What began as an open and engaging affair slowly started to tighten up and each side’s next chance to break the deadlock came from a set-piece. First, Ramsey, back at the site of his infamous leg break, sought to silence the boo boys by connecting with Mesut Ozil’s free-kick at the far post, but Butland was out to block with his body. At the other end, Stoke captain Ryan Shawcross should have found the target with a header after Choupo-Moting’s cut-back from a Diouf throw, but his effort went over.
The remainder of the first half petered out but Stoke began the second with a bang. The winning goal started with a loose pass by Xhaka, which led to Jese being fed the ball in his own half. The winger embarked on yet another adventurous run at the Arsenal backline. After slipping the ball to Saido Berahino, on for the injured Xherdan Shaqiri, Jese then darted in front of Nacho Monreal and collected the return pass. A moment’s hesitation from his compatriot gave him the space he needed to angle a tidy finish past Cech. It was a fine goal.
Arsenal went in search of a response and a raft of half chances followed. Kurt Zouma, otherwise excellent on his home debut, was fortunate not to concede a penalty after appearing to handle a Ramsey cut-back and Butland’s excellent display could easily have been blemished when he failed to cleanly collect a Bellerin shot.

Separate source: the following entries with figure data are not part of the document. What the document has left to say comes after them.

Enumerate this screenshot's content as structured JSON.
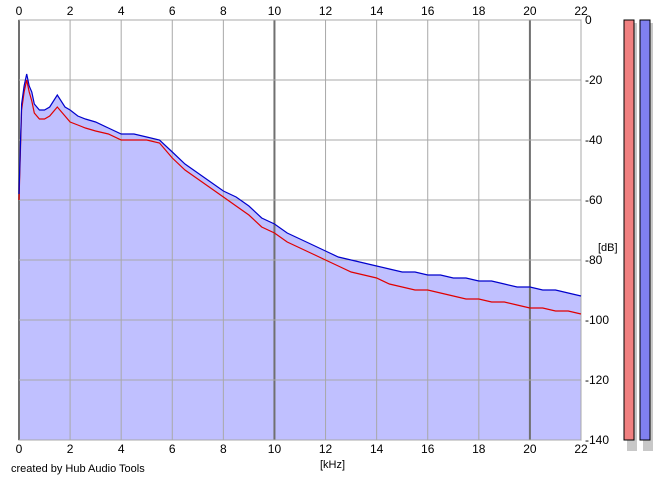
{
  "app": {
    "credit": "created by Hub Audio Tools"
  },
  "chart_data": {
    "type": "area",
    "xlabel": "[kHz]",
    "ylabel": "[dB]",
    "xlim": [
      0,
      22
    ],
    "ylim": [
      -140,
      0
    ],
    "x_ticks": [
      "0",
      "2",
      "4",
      "6",
      "8",
      "10",
      "12",
      "14",
      "16",
      "18",
      "20",
      "22"
    ],
    "y_ticks": [
      "0",
      "-20",
      "-40",
      "-60",
      "-80",
      "-100",
      "-120",
      "-140"
    ],
    "grid": true,
    "plot_background": "#c0c0ff",
    "series": [
      {
        "color": "#0000cc",
        "x": [
          0,
          0.1,
          0.2,
          0.3,
          0.4,
          0.5,
          0.6,
          0.8,
          1.0,
          1.2,
          1.5,
          1.8,
          2.0,
          2.3,
          2.6,
          3.0,
          3.5,
          4.0,
          4.5,
          5.0,
          5.5,
          6.0,
          6.5,
          7.0,
          7.5,
          8.0,
          8.5,
          9.0,
          9.5,
          10.0,
          10.5,
          11.0,
          11.5,
          12.0,
          12.5,
          13.0,
          13.5,
          14.0,
          14.5,
          15.0,
          15.5,
          16.0,
          16.5,
          17.0,
          17.5,
          18.0,
          18.5,
          19.0,
          19.5,
          20.0,
          20.5,
          21.0,
          21.5,
          22.0
        ],
        "values": [
          -58,
          -28,
          -22,
          -18,
          -22,
          -24,
          -28,
          -30,
          -30,
          -29,
          -25,
          -29,
          -30,
          -32,
          -33,
          -34,
          -36,
          -38,
          -38,
          -39,
          -40,
          -44,
          -48,
          -51,
          -54,
          -57,
          -59,
          -62,
          -66,
          -68,
          -71,
          -73,
          -75,
          -77,
          -79,
          -80,
          -81,
          -82,
          -83,
          -84,
          -84,
          -85,
          -85,
          -86,
          -86,
          -87,
          -87,
          -88,
          -89,
          -89,
          -90,
          -90,
          -91,
          -92
        ]
      },
      {
        "color": "#e00000",
        "x": [
          0,
          0.1,
          0.2,
          0.3,
          0.4,
          0.5,
          0.6,
          0.8,
          1.0,
          1.2,
          1.5,
          1.8,
          2.0,
          2.3,
          2.6,
          3.0,
          3.5,
          4.0,
          4.5,
          5.0,
          5.5,
          6.0,
          6.5,
          7.0,
          7.5,
          8.0,
          8.5,
          9.0,
          9.5,
          10.0,
          10.5,
          11.0,
          11.5,
          12.0,
          12.5,
          13.0,
          13.5,
          14.0,
          14.5,
          15.0,
          15.5,
          16.0,
          16.5,
          17.0,
          17.5,
          18.0,
          18.5,
          19.0,
          19.5,
          20.0,
          20.5,
          21.0,
          21.5,
          22.0
        ],
        "values": [
          -60,
          -30,
          -24,
          -20,
          -24,
          -27,
          -31,
          -33,
          -33,
          -32,
          -29,
          -32,
          -34,
          -35,
          -36,
          -37,
          -38,
          -40,
          -40,
          -40,
          -41,
          -46,
          -50,
          -53,
          -56,
          -59,
          -62,
          -65,
          -69,
          -71,
          -74,
          -76,
          -78,
          -80,
          -82,
          -84,
          -85,
          -86,
          -88,
          -89,
          -90,
          -90,
          -91,
          -92,
          -93,
          -93,
          -94,
          -94,
          -95,
          -96,
          -96,
          -97,
          -97,
          -98
        ]
      }
    ],
    "meters": [
      {
        "color": "#f08080"
      },
      {
        "color": "#8080f0"
      }
    ]
  }
}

The best opportunities however, like in the first half, fell to Welbeck. First, he looped a header harmlessly over Butland’s bar despite having time and space to direct his effort. Then, after being neatly slipped through by Olivier Giroud, he dallied and saw his lofted effort turned away by Butland. Welbeck’s fellow forward and Arsenal’s record signing, Lacazette, fared no better, miscuing from six yards out and then seeing his a powerful effort ruled out for offside. The £46.5m signing's foot appeared to be marginally beyond Stoke's last defender.
Stoke posed no threat themselves after going ahead, save when Berahino stole a yard on Monreal to meet an Erik Pieters cross and head powerfully into the ground, forcing Cech to palm the effort over. Hughes’ side were more than happy to let their guests toil in search of an equaliser and toil they did, with Butland on hand to collect every time Arsenal thought they had an opening. In the end, Arsenal had no choice but hope their big man could get a head on it. Giroud connected with a late header but it slipped wide. They were out of ideas and leaving empty-handed.
Stoke City (3-4-2-1): Butland; Zouma, Shawcross, Cameron; Diouf, Allen, Fletcher, Pieters (Martins-Indi 89); Shaqiri (Berahino 25), Jese (Ramadan 71); Choupo-Moting.
Substitutes not used: Grant, Johnson, Crouch, Bojan.
Arsenal (3-4-2-1): Cech; Mustafi, Monreal, Kolasinac (Giroud 66); Bellerin, Ramsey, Xhaka (Iwobi 79), Oxlade-Chamberlain; Ozil, Welbeck; Lacazette (Walcott 78).
Substitutes not used: Ospina, Mertesacker, Coquelin, Elneny.